In news- Recently NASA’s Parker solar probe became the first spacecraft to fly through the outer atmosphere of the Sun.
Key updates–
- It flew through the Sun’s upper atmosphere ‘Corona’ and sampled magnetic fields and particles there.
- The data beamed back by the probe released by Nasa showed that the probe came as close as 1.3 crore kilometres to the surface of the Sun.
- The spacecraft used its Wide-field Imager for Parker Solar Probe (WISPR) to capture unique structures known as coronal streamers as they passed through the atmosphere of the Sun.
- At one point, as the spacecraft dipped to just beneath 1.5 crore kilometres from the Sun’s surface, it transited a feature in the corona called a pseudo streamer.
- Pseudo Streamers are massive structures that rise above the Sun’s surface and can be seen from Earth during solar eclipses.
- Passing through the pseudo streamer was like flying into the eye of a storm.
About the Parker probe-
- It is the first-ever mission to “touch” the Sun.
- The spacecraft, about the size of a small car, travels directly through the Sun’s atmosphere.
- It was launched aboard a Delta IV-Heavy rocket from Cape Canaveral, on Aug. 12, 2018.
- The Probe uses Venus’ gravity during seven flybys over nearly seven years to gradually bring its orbit closer to the Sun.
- It is part of NASA’s Living With a Star program to explore aspects of the Sun-Earth system that directly affect life and society.
- The spacecraft and instruments are protected from the Sun’s heat by a 4.5-inch-thick carbon-composite shield, which needs to withstand temperatures outside the spacecraft that reach nearly 2,500 F.

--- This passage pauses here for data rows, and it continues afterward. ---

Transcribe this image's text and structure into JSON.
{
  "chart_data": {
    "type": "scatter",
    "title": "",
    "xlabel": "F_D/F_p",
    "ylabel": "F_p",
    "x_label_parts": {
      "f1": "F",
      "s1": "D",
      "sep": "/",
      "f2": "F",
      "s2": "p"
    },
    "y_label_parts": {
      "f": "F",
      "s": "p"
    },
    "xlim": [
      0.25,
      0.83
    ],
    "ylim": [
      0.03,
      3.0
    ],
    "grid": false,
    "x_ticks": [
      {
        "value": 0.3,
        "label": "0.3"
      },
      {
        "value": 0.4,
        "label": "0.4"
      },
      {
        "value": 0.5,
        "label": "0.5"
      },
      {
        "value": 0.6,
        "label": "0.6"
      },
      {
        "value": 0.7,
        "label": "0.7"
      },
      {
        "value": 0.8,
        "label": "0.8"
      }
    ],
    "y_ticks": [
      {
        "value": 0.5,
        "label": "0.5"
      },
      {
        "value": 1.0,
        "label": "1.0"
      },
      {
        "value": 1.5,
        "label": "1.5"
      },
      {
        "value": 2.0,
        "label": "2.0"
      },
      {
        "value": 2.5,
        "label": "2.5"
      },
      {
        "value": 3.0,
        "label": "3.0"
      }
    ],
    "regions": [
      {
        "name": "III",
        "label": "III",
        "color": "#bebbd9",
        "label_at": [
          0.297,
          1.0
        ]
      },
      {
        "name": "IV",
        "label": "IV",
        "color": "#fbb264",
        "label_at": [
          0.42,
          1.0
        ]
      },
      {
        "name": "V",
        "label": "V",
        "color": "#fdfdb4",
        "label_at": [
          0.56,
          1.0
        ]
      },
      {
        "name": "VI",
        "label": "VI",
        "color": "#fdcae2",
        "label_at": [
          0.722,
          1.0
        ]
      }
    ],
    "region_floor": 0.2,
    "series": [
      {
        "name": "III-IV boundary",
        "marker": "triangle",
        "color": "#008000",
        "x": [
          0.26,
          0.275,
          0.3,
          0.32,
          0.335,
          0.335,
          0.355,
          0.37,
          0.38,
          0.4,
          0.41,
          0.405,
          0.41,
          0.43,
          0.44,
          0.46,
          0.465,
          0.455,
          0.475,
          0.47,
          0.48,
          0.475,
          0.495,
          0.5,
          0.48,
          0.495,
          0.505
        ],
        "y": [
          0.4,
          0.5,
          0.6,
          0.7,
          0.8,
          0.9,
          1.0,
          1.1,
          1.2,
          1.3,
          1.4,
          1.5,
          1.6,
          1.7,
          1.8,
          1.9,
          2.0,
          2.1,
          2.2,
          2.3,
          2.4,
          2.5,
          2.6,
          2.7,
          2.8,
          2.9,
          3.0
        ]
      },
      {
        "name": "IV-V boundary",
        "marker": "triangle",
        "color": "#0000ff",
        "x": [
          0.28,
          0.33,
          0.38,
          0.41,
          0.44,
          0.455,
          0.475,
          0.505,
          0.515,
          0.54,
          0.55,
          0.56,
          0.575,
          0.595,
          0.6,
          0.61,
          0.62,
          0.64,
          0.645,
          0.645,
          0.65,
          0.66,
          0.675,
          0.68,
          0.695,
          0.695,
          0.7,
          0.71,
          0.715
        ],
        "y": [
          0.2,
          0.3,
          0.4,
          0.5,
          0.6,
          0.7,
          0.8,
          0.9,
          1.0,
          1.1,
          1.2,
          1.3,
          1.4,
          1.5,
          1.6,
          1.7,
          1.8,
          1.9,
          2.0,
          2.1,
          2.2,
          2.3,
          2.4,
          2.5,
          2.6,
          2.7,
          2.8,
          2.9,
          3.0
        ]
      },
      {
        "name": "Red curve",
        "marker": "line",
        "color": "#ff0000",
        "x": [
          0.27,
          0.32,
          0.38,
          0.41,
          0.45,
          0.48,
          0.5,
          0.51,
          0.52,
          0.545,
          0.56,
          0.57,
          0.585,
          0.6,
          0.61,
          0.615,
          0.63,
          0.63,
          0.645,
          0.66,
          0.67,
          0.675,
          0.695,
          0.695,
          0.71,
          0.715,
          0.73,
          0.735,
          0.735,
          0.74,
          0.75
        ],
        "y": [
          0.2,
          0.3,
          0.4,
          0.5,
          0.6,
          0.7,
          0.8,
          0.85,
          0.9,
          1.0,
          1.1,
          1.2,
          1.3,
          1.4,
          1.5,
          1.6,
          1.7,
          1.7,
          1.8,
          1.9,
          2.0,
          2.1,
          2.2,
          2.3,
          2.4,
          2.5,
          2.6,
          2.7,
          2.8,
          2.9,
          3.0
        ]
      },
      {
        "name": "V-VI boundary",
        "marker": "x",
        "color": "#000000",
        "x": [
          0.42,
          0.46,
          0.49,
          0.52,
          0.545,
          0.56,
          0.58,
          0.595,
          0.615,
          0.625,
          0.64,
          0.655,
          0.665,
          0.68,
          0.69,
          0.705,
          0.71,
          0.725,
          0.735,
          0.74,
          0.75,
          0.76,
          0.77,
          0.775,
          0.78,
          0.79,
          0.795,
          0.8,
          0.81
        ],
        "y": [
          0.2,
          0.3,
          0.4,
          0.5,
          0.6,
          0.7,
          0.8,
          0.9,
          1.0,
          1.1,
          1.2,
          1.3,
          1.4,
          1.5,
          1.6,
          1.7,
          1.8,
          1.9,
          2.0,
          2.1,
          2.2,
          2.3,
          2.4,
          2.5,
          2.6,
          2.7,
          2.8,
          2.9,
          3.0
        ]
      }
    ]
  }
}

- The primary science goals for the mission are to trace how energy and heat move through the solar corona and to explore what accelerates the solar wind as well as solar energetic particles.
- It carries four instrument suites designed to study magnetic fields, plasma and energetic particles, and image the solar wind.
- In April 2021, Parker crossed what is termed the Alfvén critical boundary (Alfvén is the outer edge of the corona).
- It is the point where solar material that is normally bound to the Sun by gravity and magnetic forces breaks free to stream out across space.